Abiola, a sister also of Nigerian origins, disagrees. The social worker shakes her head in that same universal Black woman’s way, as if they’re all in ubiquitous affinity.
“The rioters are exploiting a situation,” she says. “Many of them are merely looting shops and disrupting the businesses of regular working people struggling to make a proper living. The full measure of punishment should be brought down upon them all.”
This exchange digresses into a debate between the two of them that essentially ignores me and highlights the divergence of opinion that divides Londoners—and maybe even skirts the real issue of the feelings of alienation and disenfranchisement affecting British youth.
So, in order that I could suss out an opinion that would be based less on immediate emotional impact and more on fact, I contacted David Michael, a retired Scotland Yard Chief Inspector and a Brit of African Caribbean heritage.
Michael, a thirty year veteran, suggests that the answers are never as simple as those of us with jaundiced opinions would like to make it out.
“Some people argue that festering resentment related to socio economic conditions, to police abuse, to police abuse of ‘stop and search’ procedures as well as government policy impacting on youth services and provisions may be an underlying cause impacting on the escalation of the situation, ” says Michael. But that alone, he suggests, doesn’t explain the extent and reach of the violence. Not all of it, Michael says, can be attributed to a disenfranchised class of youths.

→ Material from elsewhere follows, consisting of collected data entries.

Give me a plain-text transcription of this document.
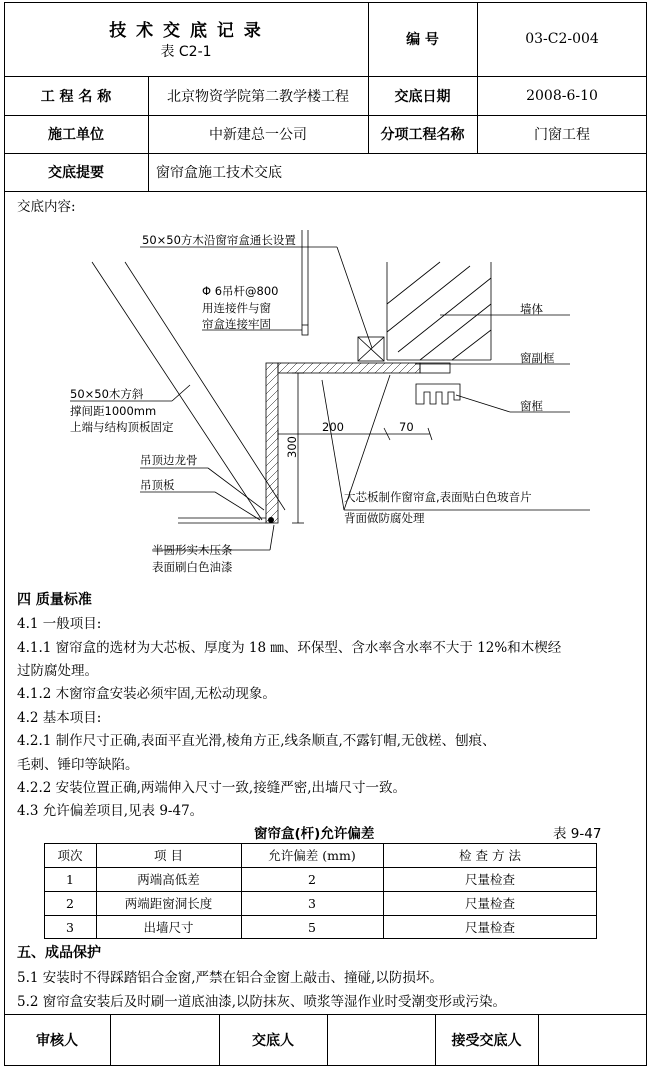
技 术 交 底 记 录
表 C2-1
编 号	03-C2-004
工 程 名 称	北京物资学院第二教学楼工程	交底日期	2008-6-10
施工单位	中新建总一公司	分项工程名称	门窗工程
交底提要	窗帘盒施工技术交底
交底内容:
50×50方木沿窗帘盒通长设置
Φ 6吊杆@800
用连接件与窗
帘盒连接牢固
50×50木方斜
撑间距1000mm
上端与结构顶板固定
吊顶边龙骨
吊顶板
半圆形实木压条
表面刷白色油漆
墙体
窗副框
窗框
大芯板制作窗帘盒,表面贴白色玻音片
背面做防腐处理
200	70
300
四 质量标准
4.1 一般项目:
4.1.1 窗帘盒的选材为大芯板、厚度为 18 ㎜、环保型、含水率含水率不大于 12%和木楔经
过防腐处理。
4.1.2 木窗帘盒安装必须牢固,无松动现象。
4.2 基本项目:
4.2.1 制作尺寸正确,表面平直光滑,棱角方正,线条顺直,不露钉帽,无戗槎、刨痕、
毛刺、锤印等缺陷。
4.2.2 安装位置正确,两端伸入尺寸一致,接缝严密,出墙尺寸一致。
4.3 允许偏差项目,见表 9-47。
窗帘盒(杆)允许偏差	表 9-47
项次	项 目	允许偏差 (mm)	检 查 方 法
1	两端高低差	2	尺量检查
2	两端距窗洞长度	3	尺量检查
3	出墙尺寸	5	尺量检查
五、成品保护
5.1 安装时不得踩踏铝合金窗,严禁在铝合金窗上敲击、撞碰,以防损坏。
5.2 窗帘盒安装后及时刷一道底油漆,以防抹灰、喷浆等湿作业时受潮变形或污染。
审核人	交底人	接受交底人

“There is always a danger of copy cat action,” Michael says, “especially when anti-social behavior and disorder is televised on a continuous basis into people’s living rooms. “
But Michaels does believe there is a legitimate grievance on the part of people who are subject to the inherent injustice, unfairness and alienation that remain an explicit component of British life and institutions. He also suggests that the hypocrisy of the politicians, in a way, endorses misbehavior on the part of others.
“While acknowledging that the behaviors of those involved are criminal and inexcusable,” Michael says, “the argument of those who believe they belong to a disempowered, unheard and largely discarded underclass cannot be scotched off. The politicians who dismiss the disorders as merely wanton criminality are misguided.
“Politicians in the United Kingdom of all persuasions should not only take stock of what should be done, who else should be heard, and how we can develop a more fair, just and inclusive society; they also need to acknowledge the corrosive behavior of their colleagues in the House of Commons and House of Lords who engage in dishonorable actions of their own done. We should denounce criminality without fear or favor. “
Michael dismisses the notion that the turmoil is racial in nature. “The evidence supports that young people across vast geographical areas were involved. It was not determined by race, ethnicity or national origin.”
At the end of the day, Michael seems to hold that the root causes are complex and varied and that there is no simple explanation.
“Those who took part are not aliens,” says Michael. “They were involved in criminal activity and should face the consequences; however, branding them as thugs, yobs and feral, is over simplistic and further endangers the fabric of our society. And while we should not endeavor to excuse or justify pugnacious criminal behavior that puts lives at risk, we should examine our structures, processes and procedures that pre-determines some of these young people as a self-fulfilling prophesy. Much more needs to be done.”
Leave it to the Brits to be pragmatic—and sensible.